This trust has doubled investors’ money over the past five years, yet is offering a double-digit discount.
It is not just stock markets in the developed world that are setting new record highs. India, the world’s sixth largest economy, is also enjoying a rich vein of form, with its BSE Sensex index recording a fresh high earlier this week (6 November). Year-to-date the index is up 20 per cent, while on a five-year view the stock market has delivered a gain of 77 per cent.
The stock rally may come as a surprise to some, given that Indian’s economy has cooled somewhat of late. In the third quarter of 2017 GDP growth stood at 5.7 per cent, below the dizzying heights of 7.9 per cent achieved in the final quarter of 2015.
Once again, though, this is another example that there is no concrete correlation between stock market returns and GDP. Prime minister Narendra Modi’s series of ambitious economic reforms may over the short term have stunted growth and dividend opinion among economists, but this has not deterred investors, who have bought into the story.
In a nutshell Modi is aiming to boost consumption in the economy, improve the country’s infrastructure (including building new roads and improving transport links), as well as attempting to make India a more accessible and attractive place for foreign investors to put their money.
Investors looking to boost exposure to India, and indeed any other emerging market region, will want to ensure they are not buying at the wrong time.
One way to reduce risk is to ensure you don’t overpay, which is a trap investors may fall into, given that strong performance of India’s stock market over the past couple of years. One way to ensure you are not paying over the odds is to consider the Aberdeen New India investment trust (ANII), shares in which are trading at a discount of 12.5 per cent to net asset value. The double-digit discount is available despite the trust enjoying a good run: it has doubled investors’ money over the past five years.
Killik, the wealth manager, points out that the current discount on offer is ‘marginally wider than that of the long-run average for the trust’. Over the past year the discount has typically traded around the 10 to 11 per cent mark, so there’s arguably some scope for a narrowing in it. But investors should not expect a big move, as on a five-year view the trust’s discount has ranged between 6 and 18 per cent.
Nevertheless, the team at Killik deems the 13 per cent discount to be ‘attractive’ and it is joined by investment trust analyst Winterflood, which in a recent investment note described the discount as offering ‘some value’.

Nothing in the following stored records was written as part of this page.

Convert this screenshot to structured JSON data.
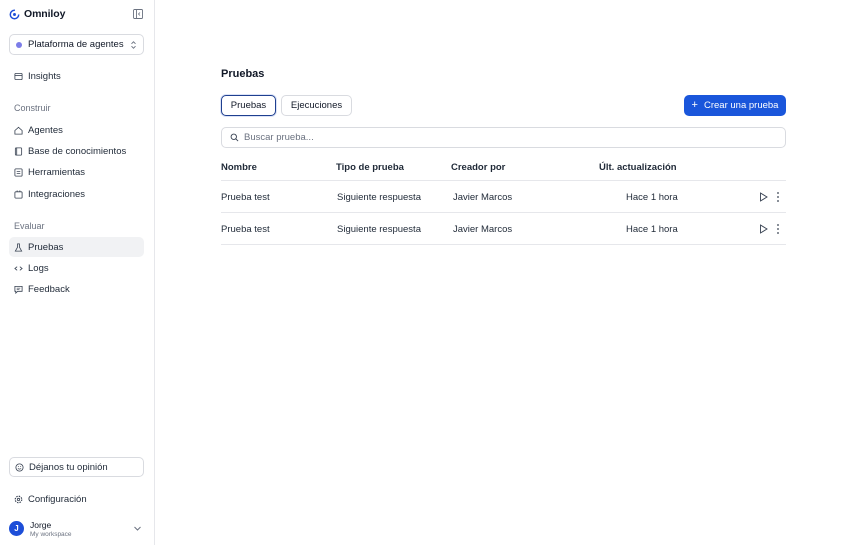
{
  "sidebar": {
    "brand": "Omniloy",
    "workspace": "Plataforma de agentes",
    "insights": "Insights",
    "build_section": "Construir",
    "build_items": [
      "Agentes",
      "Base de conocimientos",
      "Herramientas",
      "Integraciones"
    ],
    "evaluate_section": "Evaluar",
    "evaluate_items": [
      "Pruebas",
      "Logs",
      "Feedback"
    ],
    "feedback_button": "Déjanos tu opinión",
    "settings": "Configuración",
    "user": {
      "initial": "J",
      "name": "Jorge",
      "workspace": "My workspace"
    }
  },
  "main": {
    "title": "Pruebas",
    "tabs": [
      "Pruebas",
      "Ejecuciones"
    ],
    "active_tab": "Pruebas",
    "create_button": "Crear una prueba",
    "search_placeholder": "Buscar prueba...",
    "table": {
      "headers": [
        "Nombre",
        "Tipo de prueba",
        "Creador por",
        "Últ. actualización"
      ],
      "rows": [
        [
          "Prueba test",
          "Siguiente respuesta",
          "Javier Marcos",
          "Hace 1 hora"
        ],
        [
          "Prueba test",
          "Siguiente respuesta",
          "Javier Marcos",
          "Hace 1 hora"
        ]
      ]
    }
  },
  "colors": {
    "accent": "#1a56db",
    "brand_icon": "#1d4ed8",
    "workspace_dot": "#7c7de8"
  },
  "icons": [
    "omniloy-logo-icon",
    "sidebar-collapse-icon",
    "chevron-updown-icon",
    "insights-icon",
    "agents-icon",
    "knowledge-base-icon",
    "tools-icon",
    "integrations-icon",
    "tests-icon",
    "logs-icon",
    "feedback-icon",
    "smile-icon",
    "settings-icon",
    "chevron-down-icon",
    "plus-icon",
    "search-icon",
    "play-icon",
    "more-vertical-icon"
  ]
}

Both Killik and Winterflood describe ANII as one of the best ways to gain exposure to India, in part due to the trust’s focus on well-run companies with sound fundamentals. Winterflood notes that Hugh Young, the star fund manager who heads up the trust, has managed to beat the MSCI India index over three, five and 10 years. Performance, however, has cooled over the past year and is more in line with the index, which perhaps has a hand in why the discount is wider than normal.